Two Michigan endangered species are being observed in record numbers this year, due to the collaborative conservation efforts of the Department of Natural Resources and many partners.
“We’re really excited about the survey results for the Great Lakes piping plover and Kirtland’s warbler,” said DNR Field Operations Manager Keith Kintigh. “To have both of these species reach record numbers this year shows what great partnerships can do for wildlife conservation over time.”

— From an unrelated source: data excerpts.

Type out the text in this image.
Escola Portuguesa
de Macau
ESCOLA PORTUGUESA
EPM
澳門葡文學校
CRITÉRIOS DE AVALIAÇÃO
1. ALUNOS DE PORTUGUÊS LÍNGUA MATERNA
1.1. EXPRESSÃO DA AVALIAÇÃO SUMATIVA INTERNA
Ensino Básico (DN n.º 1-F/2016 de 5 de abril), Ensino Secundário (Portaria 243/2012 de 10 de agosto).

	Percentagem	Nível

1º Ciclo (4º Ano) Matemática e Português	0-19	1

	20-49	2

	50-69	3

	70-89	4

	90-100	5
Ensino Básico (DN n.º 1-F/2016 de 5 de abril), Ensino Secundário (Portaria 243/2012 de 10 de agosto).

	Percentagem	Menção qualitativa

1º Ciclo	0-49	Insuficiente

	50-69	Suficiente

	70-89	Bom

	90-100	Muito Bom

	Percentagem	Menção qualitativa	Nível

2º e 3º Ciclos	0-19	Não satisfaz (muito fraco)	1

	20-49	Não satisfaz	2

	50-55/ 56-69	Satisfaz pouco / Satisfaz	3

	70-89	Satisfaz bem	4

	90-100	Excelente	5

|Piping Plover: The Great Lakes piping plover, a Michigan Endangered Species that lives near shorelines and beaches, is making a comeback thanks to collaborative conservation efforts|
In 1983, there were only 13 breeding pairs of Great Lakes piping plovers in Michigan. This year, more than 158 chicks have been banded in Michigan, Wisconsin and Canada, with more than 58 nests found in Michigan alone. Of the 58 Michigan nests, 43 were in the northern Lower Peninsula and 15 in the Upper Peninsula. Sleeping Bear Dunes National Lakeshore had the highest occurrence of nests in the region.
|Kirtland’s Warbler: Record numbers of the endangered Kirtland’s warbler – the rarest wood warbler in North America, found in northern Michigan in the spring and summer – have been seen this year!|
In 2015, biologists, researchers and volunteers observed 2,365 singing males during the official survey period.